The first term of geometric term is 6 and comman ratio is 3 what is the 6th term??

Answer 1

The `6^"th"` term is `a_6 = 1458`.

Explanation:

The formula for the `n^"th"` term in a geometric sequence is

`a_n = a_1xxr^(n-1)`

where

• `a_n` is the `n^"th"` term in the series,
• `a_1` is the `1^"st"` term in the series, and
• `r` is the common ratio between terms.

We know `a_1 = 6` and `r = 3`, and we want to find `a_6`. So, we can plug these into the formula above:

`a_n = a_1xxr^(n-1)`
`a_6 = 6 xx 3^(6-1)`
`color(white)(a_6)=6 xx 3^5`
`color(white)(a_6)=6 xx 243`
`color(white)(a_6)=1458`

Why does this formula work?

Having a common ratio `r` between terms means that each term is `r` times as big as the one before it.

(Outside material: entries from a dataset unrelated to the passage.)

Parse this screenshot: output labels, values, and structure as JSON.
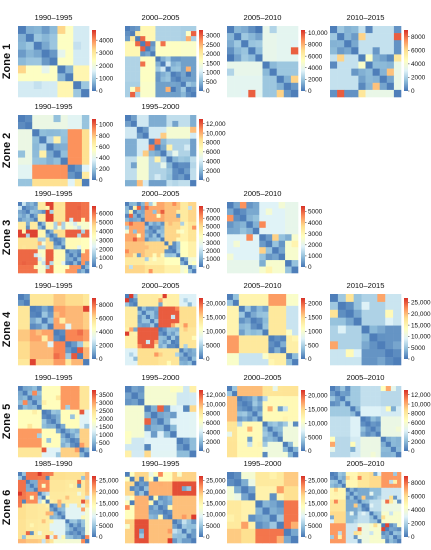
{
  "chart_data": {
    "type": "heatmap",
    "colorscale": [
      "#4575b4",
      "#91bfdb",
      "#e0f3f8",
      "#ffffbf",
      "#fee090",
      "#fc8d59",
      "#d73027"
    ],
    "zones": [
      {
        "label": "Zone 1",
        "panels": [
          {
            "title": "1990–1995",
            "max": 4800,
            "ticks": [
              {
                "v": 0,
                "label": "0"
              },
              {
                "v": 1000,
                "label": "1000"
              },
              {
                "v": 2000,
                "label": "2000"
              },
              {
                "v": 3000,
                "label": "3000"
              },
              {
                "v": 4000,
                "label": "4000"
              }
            ]
          },
          {
            "title": "2000–2005",
            "max": 3300,
            "ticks": [
              {
                "v": 0,
                "label": "0"
              },
              {
                "v": 500,
                "label": "500"
              },
              {
                "v": 1000,
                "label": "1000"
              },
              {
                "v": 1500,
                "label": "1500"
              },
              {
                "v": 2000,
                "label": "2000"
              },
              {
                "v": 2500,
                "label": "2500"
              },
              {
                "v": 3000,
                "label": "3000"
              }
            ]
          },
          {
            "title": "2005–2010",
            "max": 10500,
            "ticks": [
              {
                "v": 0,
                "label": "0"
              },
              {
                "v": 2000,
                "label": "2000"
              },
              {
                "v": 4000,
                "label": "4000"
              },
              {
                "v": 6000,
                "label": "6000"
              },
              {
                "v": 8000,
                "label": "8000"
              },
              {
                "v": 10000,
                "label": "10,000"
              }
            ]
          },
          {
            "title": "2010–2015",
            "max": 9000,
            "ticks": [
              {
                "v": 0,
                "label": "0"
              },
              {
                "v": 2000,
                "label": "2000"
              },
              {
                "v": 4000,
                "label": "4000"
              },
              {
                "v": 6000,
                "label": "6000"
              },
              {
                "v": 8000,
                "label": "8000"
              }
            ]
          }
        ]
      },
      {
        "label": "Zone 2",
        "panels": [
          {
            "title": "1990–1995",
            "max": 1100,
            "ticks": [
              {
                "v": 0,
                "label": "0"
              },
              {
                "v": 200,
                "label": "200"
              },
              {
                "v": 400,
                "label": "400"
              },
              {
                "v": 600,
                "label": "600"
              },
              {
                "v": 800,
                "label": "800"
              },
              {
                "v": 1000,
                "label": "1000"
              }
            ]
          },
          {
            "title": "1995–2000",
            "max": 13000,
            "ticks": [
              {
                "v": 0,
                "label": "0"
              },
              {
                "v": 2000,
                "label": "2000"
              },
              {
                "v": 4000,
                "label": "4000"
              },
              {
                "v": 6000,
                "label": "6000"
              },
              {
                "v": 8000,
                "label": "8000"
              },
              {
                "v": 10000,
                "label": "10,000"
              },
              {
                "v": 12000,
                "label": "12,000"
              }
            ]
          }
        ]
      },
      {
        "label": "Zone 3",
        "panels": [
          {
            "title": "1990–1995",
            "max": 6800,
            "ticks": [
              {
                "v": 0,
                "label": "0"
              },
              {
                "v": 1000,
                "label": "1000"
              },
              {
                "v": 2000,
                "label": "2000"
              },
              {
                "v": 3000,
                "label": "3000"
              },
              {
                "v": 4000,
                "label": "4000"
              },
              {
                "v": 5000,
                "label": "5000"
              },
              {
                "v": 6000,
                "label": "6000"
              }
            ]
          },
          {
            "title": "2000–2005",
            "max": 7500,
            "ticks": [
              {
                "v": 0,
                "label": "0"
              },
              {
                "v": 1000,
                "label": "1000"
              },
              {
                "v": 2000,
                "label": "2000"
              },
              {
                "v": 3000,
                "label": "3000"
              },
              {
                "v": 4000,
                "label": "4000"
              },
              {
                "v": 5000,
                "label": "5000"
              },
              {
                "v": 6000,
                "label": "6000"
              },
              {
                "v": 7000,
                "label": "7000"
              }
            ]
          },
          {
            "title": "2005–2010",
            "max": 5500,
            "ticks": [
              {
                "v": 0,
                "label": "0"
              },
              {
                "v": 1000,
                "label": "1000"
              },
              {
                "v": 2000,
                "label": "2000"
              },
              {
                "v": 3000,
                "label": "3000"
              },
              {
                "v": 4000,
                "label": "4000"
              },
              {
                "v": 5000,
                "label": "5000"
              }
            ]
          }
        ]
      },
      {
        "label": "Zone 4",
        "panels": [
          {
            "title": "1990–1995",
            "max": 9000,
            "ticks": [
              {
                "v": 0,
                "label": "0"
              },
              {
                "v": 2000,
                "label": "2000"
              },
              {
                "v": 4000,
                "label": "4000"
              },
              {
                "v": 6000,
                "label": "6000"
              },
              {
                "v": 8000,
                "label": "8000"
              }
            ]
          },
          {
            "title": "2000–2005",
            "max": 22000,
            "ticks": [
              {
                "v": 0,
                "label": "0"
              },
              {
                "v": 5000,
                "label": "5000"
              },
              {
                "v": 10000,
                "label": "10,000"
              },
              {
                "v": 15000,
                "label": "15,000"
              },
              {
                "v": 20000,
                "label": "20,000"
              }
            ]
          },
          {
            "title": "2005–2010",
            "max": 2200,
            "ticks": [
              {
                "v": 0,
                "label": "0"
              },
              {
                "v": 500,
                "label": "500"
              },
              {
                "v": 1000,
                "label": "1000"
              },
              {
                "v": 1500,
                "label": "1500"
              },
              {
                "v": 2000,
                "label": "2000"
              }
            ]
          },
          {
            "title": "2010–2015",
            "max": 27000,
            "ticks": [
              {
                "v": 0,
                "label": "0"
              },
              {
                "v": 5000,
                "label": "5000"
              },
              {
                "v": 10000,
                "label": "10,000"
              },
              {
                "v": 15000,
                "label": "15,000"
              },
              {
                "v": 20000,
                "label": "20,000"
              },
              {
                "v": 25000,
                "label": "25,000"
              }
            ]
          }
        ]
      },
      {
        "label": "Zone 5",
        "panels": [
          {
            "title": "1990–1995",
            "max": 3800,
            "ticks": [
              {
                "v": 0,
                "label": "0"
              },
              {
                "v": 500,
                "label": "500"
              },
              {
                "v": 1000,
                "label": "1000"
              },
              {
                "v": 1500,
                "label": "1500"
              },
              {
                "v": 2000,
                "label": "2000"
              },
              {
                "v": 2500,
                "label": "2500"
              },
              {
                "v": 3000,
                "label": "3000"
              },
              {
                "v": 3500,
                "label": "3500"
              }
            ]
          },
          {
            "title": "1995–2000",
            "max": 13000,
            "ticks": [
              {
                "v": 0,
                "label": "0"
              },
              {
                "v": 2000,
                "label": "2000"
              },
              {
                "v": 4000,
                "label": "4000"
              },
              {
                "v": 6000,
                "label": "6000"
              },
              {
                "v": 8000,
                "label": "8000"
              },
              {
                "v": 10000,
                "label": "10,000"
              },
              {
                "v": 12000,
                "label": "12,000"
              }
            ]
          },
          {
            "title": "2000–2005",
            "max": 22000,
            "ticks": [
              {
                "v": 0,
                "label": "0"
              },
              {
                "v": 5000,
                "label": "5000"
              },
              {
                "v": 10000,
                "label": "10,000"
              },
              {
                "v": 15000,
                "label": "15,000"
              },
              {
                "v": 20000,
                "label": "20,000"
              }
            ]
          },
          {
            "title": "2005–2010",
            "max": 13000,
            "ticks": [
              {
                "v": 0,
                "label": "0"
              },
              {
                "v": 2000,
                "label": "2000"
              },
              {
                "v": 4000,
                "label": "4000"
              },
              {
                "v": 6000,
                "label": "6000"
              },
              {
                "v": 8000,
                "label": "8000"
              },
              {
                "v": 10000,
                "label": "10,000"
              },
              {
                "v": 12000,
                "label": "12,000"
              }
            ]
          }
        ]
      },
      {
        "label": "Zone 6",
        "panels": [
          {
            "title": "1985–1990",
            "max": 27000,
            "ticks": [
              {
                "v": 0,
                "label": "0"
              },
              {
                "v": 5000,
                "label": "5000"
              },
              {
                "v": 10000,
                "label": "10,000"
              },
              {
                "v": 15000,
                "label": "15,000"
              },
              {
                "v": 20000,
                "label": "20,000"
              },
              {
                "v": 25000,
                "label": "25,000"
              }
            ]
          },
          {
            "title": "1990–1995",
            "max": 27000,
            "ticks": [
              {
                "v": 0,
                "label": "0"
              },
              {
                "v": 5000,
                "label": "5000"
              },
              {
                "v": 10000,
                "label": "10,000"
              },
              {
                "v": 15000,
                "label": "15,000"
              },
              {
                "v": 20000,
                "label": "20,000"
              },
              {
                "v": 25000,
                "label": "25,000"
              }
            ]
          },
          {
            "title": "1995–2000",
            "max": 27000,
            "ticks": [
              {
                "v": 0,
                "label": "0"
              },
              {
                "v": 5000,
                "label": "5000"
              },
              {
                "v": 10000,
                "label": "10,000"
              },
              {
                "v": 15000,
                "label": "15,000"
              },
              {
                "v": 20000,
                "label": "20,000"
              },
              {
                "v": 25000,
                "label": "25,000"
              }
            ]
          },
          {
            "title": "2005–2010",
            "max": 9000,
            "ticks": [
              {
                "v": 0,
                "label": "0"
              },
              {
                "v": 2000,
                "label": "2000"
              },
              {
                "v": 4000,
                "label": "4000"
              },
              {
                "v": 6000,
                "label": "6000"
              },
              {
                "v": 8000,
                "label": "8000"
              }
            ]
          }
        ]
      }
    ]
  }
}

For example, the `2^"nd"` term is `r` times as big as the `1^"st"`:

`a_2 = a_1 xx r`

And the `3^"rd"` term is `r` times as big as the `2^"nd"`:

`a_3 = a_2 xx r`

But wait—`a_2` is equal to `a_1 xx r`, so we can plug that in like this:

`a_3 = (a_1 xx r) xx r`
`color(white)(a_3)= a_1 xx r^2`

Since the next term will again be `r` times as big, all we are really doing is multiplying by `r` for every new term in the sequence.

Thinking of it this way, our terms in the sequence become:

`ul(" "n" "|"  "1"      "2"       "3"        "4" "..."        "n"     ")`
`" "a_n"   "|"  "a" "ar" "ar^2" "ar^3"   " ... " "ar^(n-1)`

where `a = a_1` is the first term in the sequence.

This is where the formula `a_n = ar^(n-1)` comes from.